Kokinshu Commentary – 10
10. Fujiwara Kotonao. A poem recited at the beginning of spring
Has spring come early
Or might the blossoms be late?
There is no answer –
Not even from the warbler,
Who could tell me if he would.
We return to the theme of the ambiguity of time and season. In Tanka one the question is how to determine the beginning of the year which is marked in the traditional calendar as the beginning of spring. Here the ambiguity relates to how far along we have entered the Spring season.
This points to a way that seasonal verses are organized in Japanese poetry. There is a progression to a season, particularly spring and fall. There are the first signs of spring; where I live that would be the quince blossoms, which are the first to bloom, often in mid-February, before the plums. Where I live the sequence of blooms is first quince, plums, cherry and apple at about the same time. In Japanese poetry this kind of sequence of seasonal events was noted and the sequence of Tanka in the seasonal sections of the Kokinshu replicates these seasonal appearances. Beginning with mist rising from snow because of the warming air, the arrival of the warbler (uguisu), the blossoming of the plum which often happens in the snow, first spring rains, cherry blossoms, etc.
When Renga, or linked verse, developed there were locations in the linked verse sequence which were designated seasonal sequences. The verses needed to be in seasonal order; that is to say if there was a verse that referred to cherry blossoms the next verse could not refer to plum blossoms because plum trees blossom before cherry trees do. Similarly for other seasonal appearances.
These became codified in what are called Saijiki, a book of words and their seasonal associations, among other things. It is a standard tool for Japanese poets. No Japanese Haiku poet would write without one. All of this is rooted in, and takes its nourishment from, the way Tanka were placed in the classic collections such as the Kokinshu.
This consciousness of the signs of nature, and the placement of those signs in the seasonal unfolding, is one of the characteristics of Japanese poetry, particularly Japanese poetry anthologies. This indicates a culture which was acutely aware of this aspect of their environment, celebrated it, honored it, responded to it.
This particularly Tanka points to the fact that the sequence of seasonal events doesn’t always follow our expectations. The warbler is here, which means we are in spring, but where are the blossoms that normally coincide with the warbler’s appearance? As the poet says, “There is no answer.”
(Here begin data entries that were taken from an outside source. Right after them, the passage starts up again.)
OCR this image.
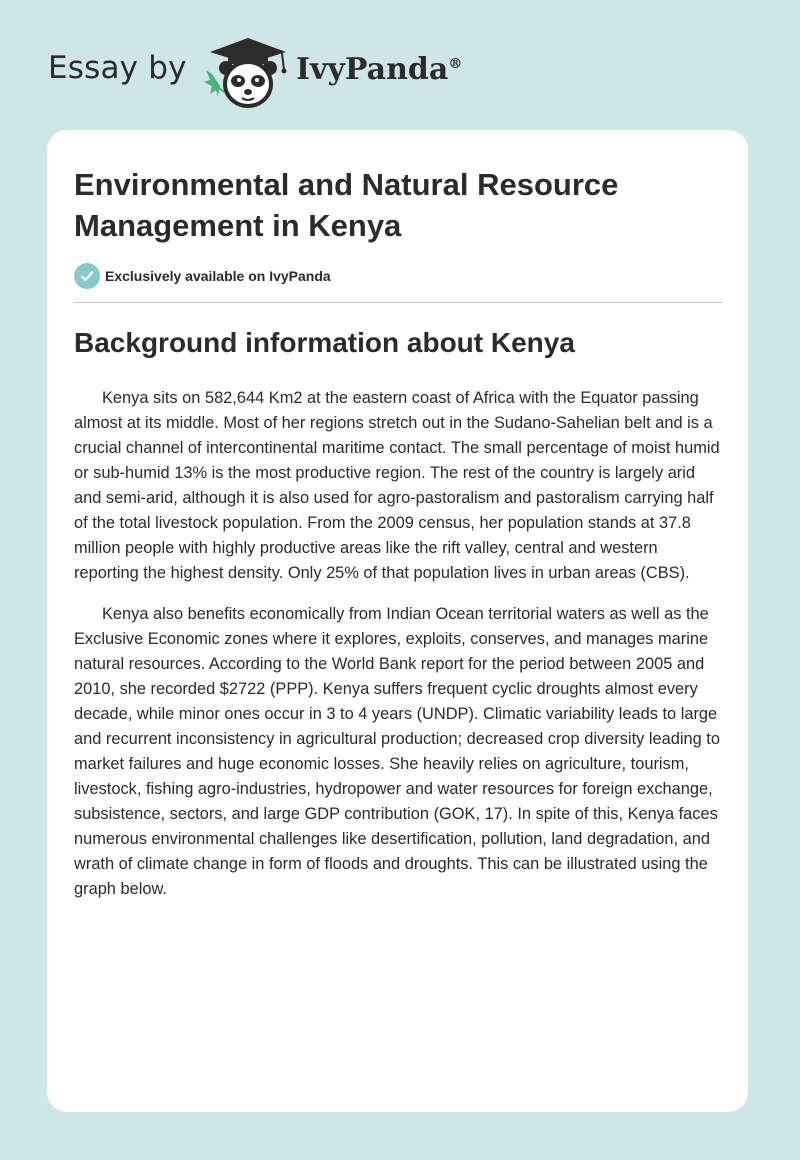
Essay by	IvyPanda®
Environmental and Natural Resource Management in Kenya
Exclusively available on IvyPanda
Background information about Kenya

Kenya sits on 582,644 Km2 at the eastern coast of Africa with the Equator passing almost at its middle. Most of her regions stretch out in the Sudano-Sahelian belt and is a crucial channel of intercontinental maritime contact. The small percentage of moist humid or sub-humid 13% is the most productive region. The rest of the country is largely arid and semi-arid, although it is also used for agro-pastoralism and pastoralism carrying half of the total livestock population. From the 2009 census, her population stands at 37.8 million people with highly productive areas like the rift valley, central and western reporting the highest density. Only 25% of that population lives in urban areas (CBS).

Kenya also benefits economically from Indian Ocean territorial waters as well as the Exclusive Economic zones where it explores, exploits, conserves, and manages marine natural resources. According to the World Bank report for the period between 2005 and 2010, she recorded $2722 (PPP). Kenya suffers frequent cyclic droughts almost every decade, while minor ones occur in 3 to 4 years (UNDP). Climatic variability leads to large and recurrent inconsistency in agricultural production; decreased crop diversity leading to market failures and huge economic losses. She heavily relies on agriculture, tourism, livestock, fishing agro-industries, hydropower and water resources for foreign exchange, subsistence, sectors, and large GDP contribution (GOK, 17). In spite of this, Kenya faces numerous environmental challenges like desertification, pollution, land degradation, and wrath of climate change in form of floods and droughts. This can be illustrated using the graph below.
The link to Tanka 9 is “flowers have yet to bloom” from Tanka 9 raises the question of why they are blooming late in Tanka 10.
The author, Fujiwara Kotonao, does not appear often in the Kokinshu. However, the Fujiwara clan as a whole makes many appearances. This is the first Tanka from the Fujiwara clan. This clan was the most powerful clan in Japan for a long period of Japanese history. It is not surprising, then, that the Fujiwaras would be significantly represented in the Kokinshu.
The lede to the Tanka indicates that the Tanka was ‘recited’. This likely means that Fujiwara Kotonao was asked to present a Tanka on Spring at a gathering or party of some kind and that he came up with this Tanka spontaneously. Sometimes at these gatherings people would know ahead of time what the topic would be for any poetry offered. Sometimes the host would name the subject after the guests had gathered. In any case, this recitation sufficiently impressed people that it was remembered and included in the Kokinshu.